Terms such as ‘sceptic’ and ‘alarmist’ stifle progress and constructive dialogue – new study.

Labels such as “sceptic”, “denier” and “alarmist” are unhelpful to the climate change debate and lead to polarisation, according to the authors of new research published in the journal WIRES Climate Change.

Co-authored by Dr Candice Howarth of the Global Sustainability Institute at Anglia Ruskin University and Amelia Sharman of the London School of Economics and Political Science (LSE), Labelling opinions in the climate debate: a critical review examines academic articles and selected online literature.

The authors argue that labels, both in their theoretical use in academic research and practical use in public policy, contribute to polarising the debate into opposing ‘us and them’ factions.  

Labels are used by everyone from scientists and policy makers to bloggers and the media, although, crucially, no labels exist to identify those who are not actively engaged in the climate debate.

The paper sets out four main ways that climate change labels hinder progress:

  • Labels’ pejorative undertones frame the debate as antagonistic and combative, allowing uncriticised stereotypes to develop
  • Labels only identify those at polarised extremes, encouraging these groups’ identities to harden and become less open to dialogue
  • Labels help to fix opinions, underestimating the evolving nature of opinions and allowing people to ignore the opinions of others
  • Labels fail to capture the complexity of individual opinions and rationales

The paper pays particular attention to the term “climate change sceptic”.  In this context, the authors believe “scepticism” has shifted far beyond its original definition as a fundamental scientific tenet and a key part of any scientific process.

The first use of the sceptic label was “greenhouse sceptic” in 1989.  By the late 1990s, this label was overtaken by “global warming sceptic” until 2005, after which “climate change sceptic” became the most commonly used label.

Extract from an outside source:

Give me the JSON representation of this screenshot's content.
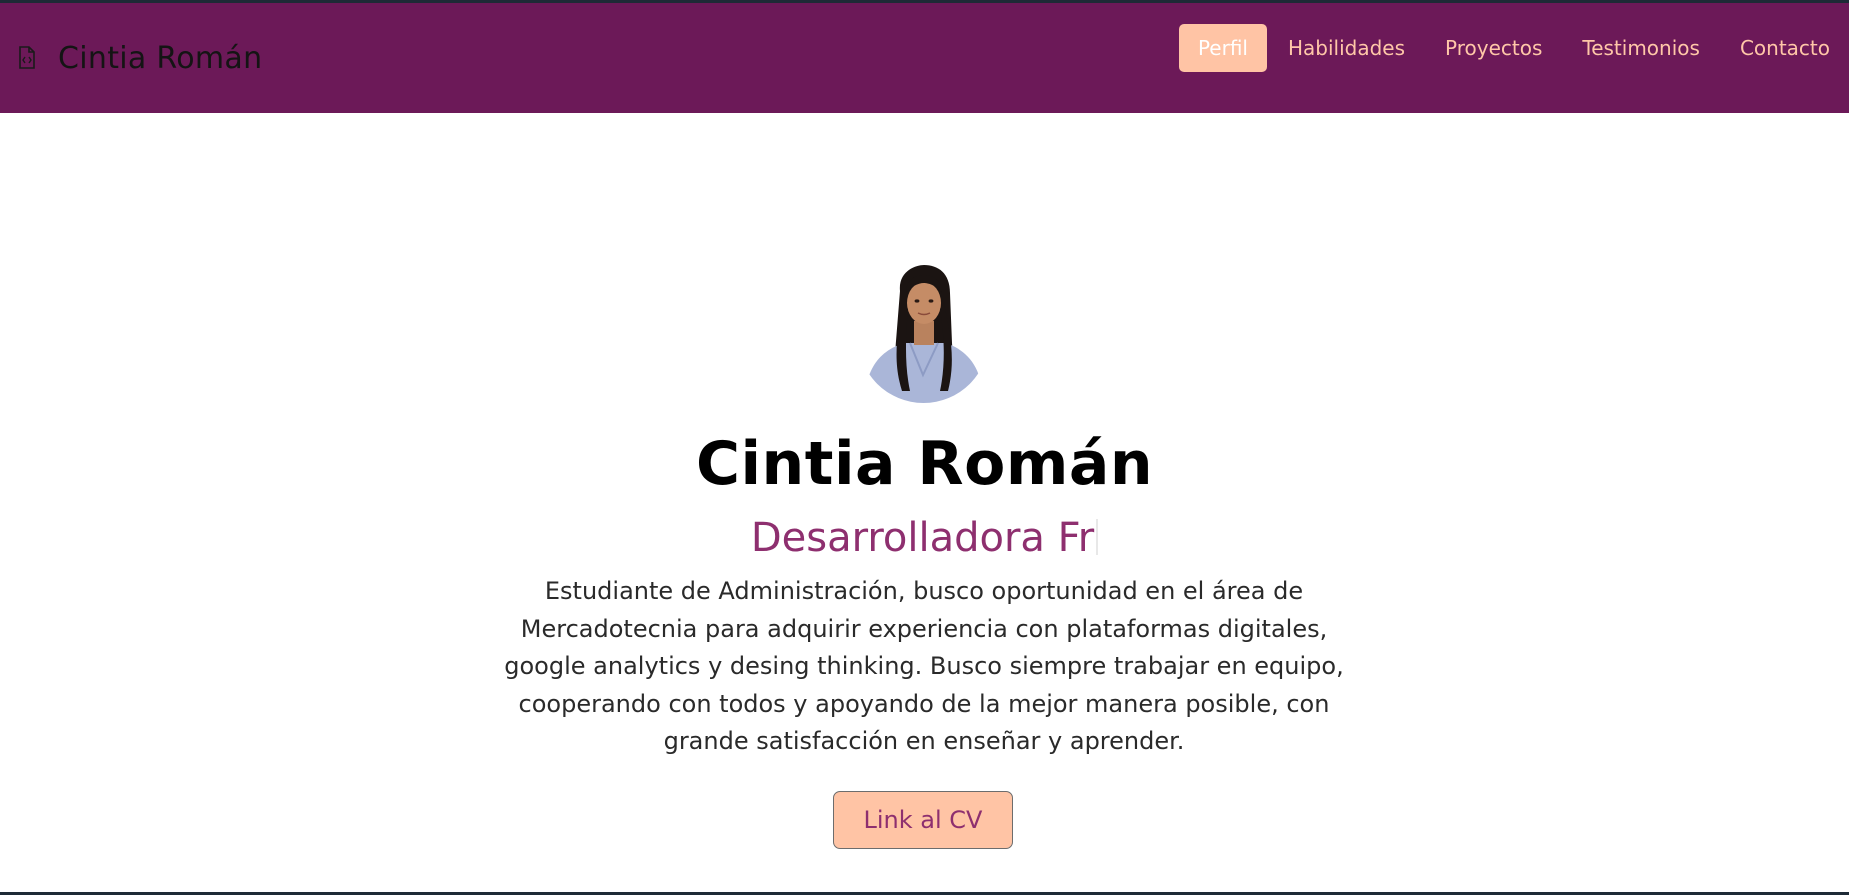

Dr Howarth, a Senior Research Fellow at Anglia Ruskin University, said:

“Scepticism implies seeking the truth, distancing oneself from personal dogma and thoroughly examining findings and conclusions. A central tenet of scientific practice is thus demonstrating scepticism to one’s own work and that of peers to participate in a rigorous process of self and peer review."

“However, a ‘climate change sceptic’ is seen as someone who believes that global environmental changes have been grossly exaggerated, or even fabricated.”

The authors note that the use of the term “denier” is regarded by some as particularly contentious and obstructive. However they argue that all labels in the debate can contribute to polarisation, regardless of their origin.

Ms Sharman, a PhD researcher at LSE, said:

“Some labels within the debate appear to have the intent of being derogatory, such as denier or alarmist, with the latter associated with ‘crying wolf’ or exaggerating danger.

“Indeed, the very idea of labelling someone as an alarmist, rather than as legitimately sounding alarm at the potential implications of climate change, implies a diminished importance to that individual’s claim.

“In essence, the use of these labels is serving to isolate, dismiss and exclude people from constructive dialogue.” 

Dr Howarth added:

“Research shows that scientific and policy disagreement leads to lower certainty amongst the public that climate change is occurring and consequently lower support for climate change policies. 

“Labels are an important component in terms of public awareness of climate change as they frame the conversation as contentious.  This perception is also heavily influenced by media coverage and attempts to provide a ‘balanced debate’.

“What we need are new ways of framing and talking about climate change.  Removing these antagonistic labels from the debate could encourage all those engaged in this area to think of it less as a polarised debate, and move towards a more nuanced and constructive discussion about specific issues of disagreement.”